Your bard is giving massive damage bonuses. By extension, attacking many times is better than hitting hard.

You're going to have tripped foes, and you're going to want to support a rogue.

You're likely to be the closest thing the party has to a tank.

Between the binder, rogue, bard, and factotum, you don't need to worry about bringing utility to the party. Combat power is a lot more important.

Given those... swordsage might be a bit more fragile than you'd like. It's basically in the monk/rogue zone for tankiness. Instead, I'd suggest considering Crusader or Warblade out of the same book. Both are a fair bit beefier, and have fewer powers to manage, but still have some interesting toys to play with. The Crusader in general is quite good at tanking, holding the attention of the enemy, and handing out buffs to other party members.

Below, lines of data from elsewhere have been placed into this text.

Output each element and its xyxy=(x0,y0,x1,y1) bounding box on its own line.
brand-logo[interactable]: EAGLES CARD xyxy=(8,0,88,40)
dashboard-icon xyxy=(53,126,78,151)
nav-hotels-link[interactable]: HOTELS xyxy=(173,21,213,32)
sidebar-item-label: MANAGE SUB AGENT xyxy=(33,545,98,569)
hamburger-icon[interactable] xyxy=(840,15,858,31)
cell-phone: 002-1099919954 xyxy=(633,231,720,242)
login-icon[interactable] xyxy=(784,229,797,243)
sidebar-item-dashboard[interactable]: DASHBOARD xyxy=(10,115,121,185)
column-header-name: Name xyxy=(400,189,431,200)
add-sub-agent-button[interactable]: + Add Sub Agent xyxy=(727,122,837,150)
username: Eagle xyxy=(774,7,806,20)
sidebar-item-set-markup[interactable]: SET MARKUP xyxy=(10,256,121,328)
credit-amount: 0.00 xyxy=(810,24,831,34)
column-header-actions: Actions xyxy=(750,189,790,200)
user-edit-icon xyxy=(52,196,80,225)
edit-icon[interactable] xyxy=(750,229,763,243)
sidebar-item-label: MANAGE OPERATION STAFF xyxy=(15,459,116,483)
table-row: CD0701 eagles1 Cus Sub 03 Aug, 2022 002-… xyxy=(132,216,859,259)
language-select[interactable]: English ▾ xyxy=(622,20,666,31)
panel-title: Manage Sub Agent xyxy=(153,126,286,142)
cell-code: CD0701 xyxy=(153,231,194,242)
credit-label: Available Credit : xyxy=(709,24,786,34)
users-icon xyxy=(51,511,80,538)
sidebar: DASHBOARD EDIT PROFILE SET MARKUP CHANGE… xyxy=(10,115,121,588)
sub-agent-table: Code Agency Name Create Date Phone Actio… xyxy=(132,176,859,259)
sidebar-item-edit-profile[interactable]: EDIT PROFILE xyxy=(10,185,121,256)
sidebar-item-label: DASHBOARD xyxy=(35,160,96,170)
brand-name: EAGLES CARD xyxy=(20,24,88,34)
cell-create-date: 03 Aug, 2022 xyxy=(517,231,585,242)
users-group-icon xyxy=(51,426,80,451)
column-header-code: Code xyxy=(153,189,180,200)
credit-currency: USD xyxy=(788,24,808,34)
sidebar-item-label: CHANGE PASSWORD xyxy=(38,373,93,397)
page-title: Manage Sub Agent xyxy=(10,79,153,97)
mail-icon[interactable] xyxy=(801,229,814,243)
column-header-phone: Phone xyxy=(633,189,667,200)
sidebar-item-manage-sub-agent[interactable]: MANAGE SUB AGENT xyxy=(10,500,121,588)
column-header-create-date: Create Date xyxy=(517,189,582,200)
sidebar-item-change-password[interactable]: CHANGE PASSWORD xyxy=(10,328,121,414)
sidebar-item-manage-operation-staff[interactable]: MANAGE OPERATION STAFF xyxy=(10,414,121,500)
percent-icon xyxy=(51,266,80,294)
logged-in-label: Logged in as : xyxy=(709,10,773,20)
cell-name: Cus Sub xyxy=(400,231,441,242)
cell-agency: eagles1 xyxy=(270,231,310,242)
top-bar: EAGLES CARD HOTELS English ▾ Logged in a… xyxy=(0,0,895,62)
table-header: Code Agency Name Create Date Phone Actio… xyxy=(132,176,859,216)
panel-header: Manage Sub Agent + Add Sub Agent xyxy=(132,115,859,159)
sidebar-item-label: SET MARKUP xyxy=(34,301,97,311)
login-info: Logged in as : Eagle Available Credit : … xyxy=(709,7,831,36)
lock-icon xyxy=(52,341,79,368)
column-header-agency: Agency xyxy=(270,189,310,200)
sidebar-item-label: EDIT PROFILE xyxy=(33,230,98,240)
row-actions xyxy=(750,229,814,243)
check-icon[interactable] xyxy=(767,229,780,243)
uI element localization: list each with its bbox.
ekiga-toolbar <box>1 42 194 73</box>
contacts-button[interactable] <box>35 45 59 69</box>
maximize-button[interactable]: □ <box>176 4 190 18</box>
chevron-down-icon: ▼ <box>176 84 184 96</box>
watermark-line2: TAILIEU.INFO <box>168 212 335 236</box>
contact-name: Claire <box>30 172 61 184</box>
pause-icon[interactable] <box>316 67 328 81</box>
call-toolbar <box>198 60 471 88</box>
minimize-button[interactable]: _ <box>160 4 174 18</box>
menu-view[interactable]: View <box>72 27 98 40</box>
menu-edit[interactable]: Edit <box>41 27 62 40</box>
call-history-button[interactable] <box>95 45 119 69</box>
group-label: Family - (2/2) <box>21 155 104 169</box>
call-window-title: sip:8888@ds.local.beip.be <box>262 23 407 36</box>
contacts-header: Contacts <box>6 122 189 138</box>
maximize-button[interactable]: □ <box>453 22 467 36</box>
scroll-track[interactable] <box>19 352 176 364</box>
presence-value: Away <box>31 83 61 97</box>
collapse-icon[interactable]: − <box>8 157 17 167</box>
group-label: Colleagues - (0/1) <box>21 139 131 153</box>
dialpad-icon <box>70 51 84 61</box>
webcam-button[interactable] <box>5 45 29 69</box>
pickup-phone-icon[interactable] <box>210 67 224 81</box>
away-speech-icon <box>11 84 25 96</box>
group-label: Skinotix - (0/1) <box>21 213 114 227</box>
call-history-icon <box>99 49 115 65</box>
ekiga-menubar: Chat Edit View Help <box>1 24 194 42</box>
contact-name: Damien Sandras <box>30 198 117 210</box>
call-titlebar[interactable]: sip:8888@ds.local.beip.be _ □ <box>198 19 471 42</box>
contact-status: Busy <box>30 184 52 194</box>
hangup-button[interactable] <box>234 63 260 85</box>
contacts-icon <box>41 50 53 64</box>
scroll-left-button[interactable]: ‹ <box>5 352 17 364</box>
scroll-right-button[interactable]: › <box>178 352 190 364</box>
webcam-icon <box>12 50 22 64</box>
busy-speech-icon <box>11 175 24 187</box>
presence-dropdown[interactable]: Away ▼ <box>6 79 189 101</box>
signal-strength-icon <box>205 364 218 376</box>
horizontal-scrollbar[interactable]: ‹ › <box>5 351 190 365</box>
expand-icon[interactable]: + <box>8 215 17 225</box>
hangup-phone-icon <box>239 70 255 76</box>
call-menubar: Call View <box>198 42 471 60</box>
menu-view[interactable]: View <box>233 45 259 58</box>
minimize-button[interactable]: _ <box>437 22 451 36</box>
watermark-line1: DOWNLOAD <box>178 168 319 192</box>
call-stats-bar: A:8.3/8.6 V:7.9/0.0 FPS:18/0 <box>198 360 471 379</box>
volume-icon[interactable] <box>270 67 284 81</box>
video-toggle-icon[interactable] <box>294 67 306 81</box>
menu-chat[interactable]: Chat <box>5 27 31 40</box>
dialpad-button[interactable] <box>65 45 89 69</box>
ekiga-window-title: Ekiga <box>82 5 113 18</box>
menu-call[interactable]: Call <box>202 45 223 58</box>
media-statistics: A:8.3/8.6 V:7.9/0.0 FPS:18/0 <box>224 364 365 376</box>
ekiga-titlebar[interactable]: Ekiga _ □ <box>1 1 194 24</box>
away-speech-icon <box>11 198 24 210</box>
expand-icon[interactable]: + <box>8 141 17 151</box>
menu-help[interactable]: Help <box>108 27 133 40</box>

Given the damage buffs you're getting, you might also consider Totemist out of Incarnum. It won't have the same level of tanky as a Crusader, but they're very good at cranking out large numbers of weak natural attacks per round (especially if you're, say, a kobold with the tail-attack feat to begin with) and with prone to help the hitting, and a massive damage bonus to each hit, that'll help put the enemies down pretty quickly. Only disadvantage (other than not being a dedicated tank) is that you'd have to learn the Incarnum and natural attack rule sets, and you might be stepping on the drow's toes.